The Indiana Attorney General declined to provide any information to WRTV about the case.
“I would call this a close call where a medication error could have occurred, or something very bad could have happened,” Vernon said. “Hopefully the patients were not hurt by this. Seven thousand to 8,000 patients die every year from medication errors across the country.”
WRTV Investigates called and emailed the Marion facility several times, but a worker who answered the phone directed WRTV to their office in Texas.
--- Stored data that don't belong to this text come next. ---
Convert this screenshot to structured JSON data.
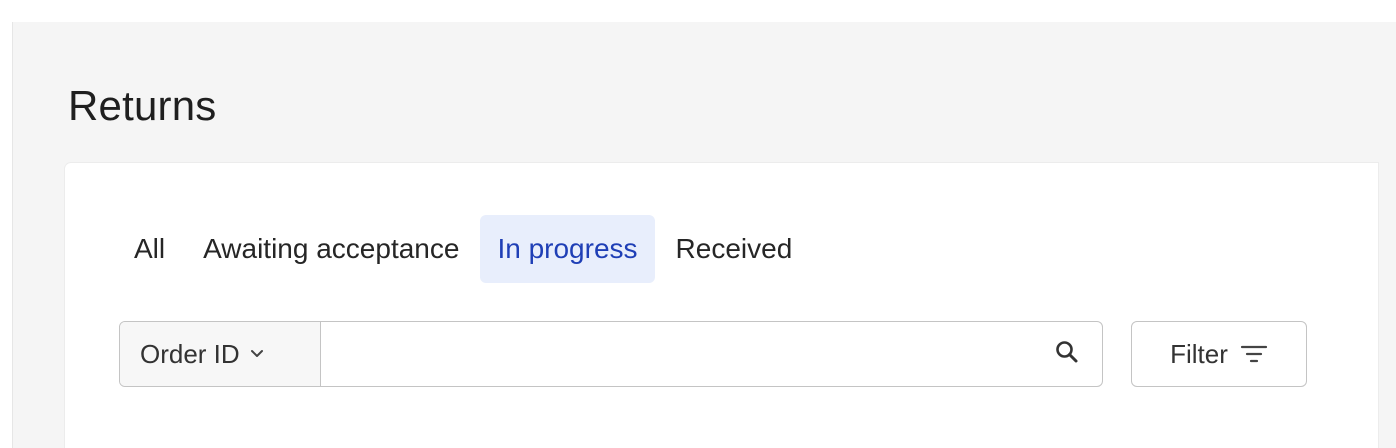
{
  "page": {
    "title": "Returns"
  },
  "tabs": [
    {
      "label": "All",
      "active": false
    },
    {
      "label": "Awaiting acceptance",
      "active": false
    },
    {
      "label": "In progress",
      "active": true
    },
    {
      "label": "Received",
      "active": false
    }
  ],
  "search": {
    "field_label": "Order ID",
    "value": "",
    "placeholder": ""
  },
  "filter": {
    "label": "Filter"
  },
  "colors": {
    "active_tab_bg": "#e8eefc",
    "active_tab_text": "#1f3fb6",
    "page_bg": "#f5f5f5"
  },
  "icons": {
    "field_chevron": "chevron-down-icon",
    "search": "search-icon",
    "filter": "filter-icon"
  }
}
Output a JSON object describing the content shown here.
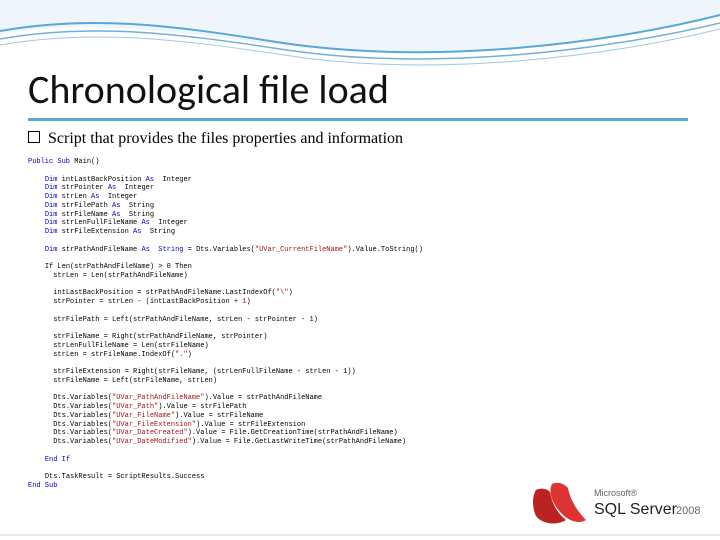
{
  "title": "Chronological file load",
  "bullet": "Script that provides the files properties and information",
  "logo": {
    "vendor": "Microsoft®",
    "product": "SQL Server",
    "year": "2008"
  },
  "code": {
    "dim": "Dim ",
    "as": " As ",
    "str2": " String",
    "endif": "End If",
    "endsub": "End Sub",
    "l0a": "Public Sub ",
    "l0b": "Main()",
    "l1a": "intLastBackPosition",
    "l1b": " Integer",
    "l2a": "strPointer",
    "l2b": " Integer",
    "l3a": "strLen",
    "l3b": " Integer",
    "l4a": "strFilePath",
    "l4b": " String",
    "l5a": "strFileName",
    "l5b": " String",
    "l6a": "strLenFullFileName",
    "l6b": " Integer",
    "l7a": "strFileExtension",
    "l7b": " String",
    "l8a": "strPathAndFileName",
    "l8b": " = Dts.Variables(",
    "s1": "\"UVar_CurrentFileName\"",
    "l8c": ").Value.ToString()",
    "l9": "If Len(strPathAndFileName) > 0 Then",
    "l10": "strLen = Len(strPathAndFileName)",
    "l11a": "intLastBackPosition = strPathAndFileName.LastIndexOf(",
    "s2": "\"\\\"",
    "l11b": ")",
    "l12a": "strPointer = strLen - (intLastBackPosition + ",
    "s3": "1",
    "l12b": ")",
    "l13": "strFilePath = Left(strPathAndFileName, strLen - strPointer - 1)",
    "l14": "strFileName = Right(strPathAndFileName, strPointer)",
    "l15": "strLenFullFileName = Len(strFileName)",
    "l16a": "strLen = strFileName.IndexOf(",
    "s4": "\".\"",
    "l16b": ")",
    "l17": "strFileExtension = Right(strFileName, (strLenFullFileName - strLen - 1))",
    "l18": "strFileName = Left(strFileName, strLen)",
    "l19a": "Dts.Variables(",
    "s5a": "\"UVar_PathAndFileName\"",
    "l19b": ").Value = strPathAndFileName",
    "l20a": "Dts.Variables(",
    "s5b": "\"UVar_Path\"",
    "l20b": ").Value = strFilePath",
    "l21a": "Dts.Variables(",
    "s5c": "\"UVar_FileName\"",
    "l21b": ").Value = strFileName",
    "l22a": "Dts.Variables(",
    "s5d": "\"UVar_FileExtension\"",
    "l22b": ").Value = strFileExtension",
    "l23a": "Dts.Variables(",
    "s5e": "\"UVar_DateCreated\"",
    "l23b": ").Value = File.GetCreationTime(strPathAndFileName)",
    "l24a": "Dts.Variables(",
    "s5f": "\"UVar_DateModified\"",
    "l24b": ").Value = File.GetLastWriteTime(strPathAndFileName)",
    "l25": "Dts.TaskResult = ScriptResults.Success"
  }
}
WRTV Investigates also called and emailed Heart to Heart Hospice in Plano Texas, but we have not yet heard back.
It does not appear any criminal charges have been filed.
The Grant County Prosecutor told WRTV he has not received any complaints about the facility, and the Marion County Police Department says it does not have any investigations — active or closed — in regards to the facility.
As part of the plan of correction, an area executive director or area clinic manager will audit 100% of all death discharges, medication transportation logs and all medication incidents monthly for three months until 100% compliance is met.
What To Do With Unwanted and Expired Medicine
There are several options for Hoosiers to properly dispose of unwanted and expired medications according to the state of Indiana:
- Unwanted medications may be taken to your local unwanted medicine take back collection site. Additional locations may also be found from the Drug Enforcement Administration’s Controlled Substance Public Disposal Locations Search Utility.
- Many of Indiana's local household hazardous waste collection programs accept unwanted medicine. Some counties hold household hazardous waste collection days, where prescription and over-the-counter drugs are accepted at a central location for proper disposal.
- Some pharmacies offer for sale postage-paid envelopes that are used to mail in non-controlled substances for disposal.
- Most take back sites do not accept syringes for destruction. Information on proper needle disposal is available on the Household Needles and Sharps page.
- Preferred disposal methods vary based on the given medication(s).
- School nurses who are in possession of leftover and unclaimed medications should seek assistance from the school-based law enforcement officer (such as the school resource officer) and the school contact for waste disposal. Additional information is available on the Disposal of Unused Medication in Schools fact sheet (available on the IDEM Fact Sheets page).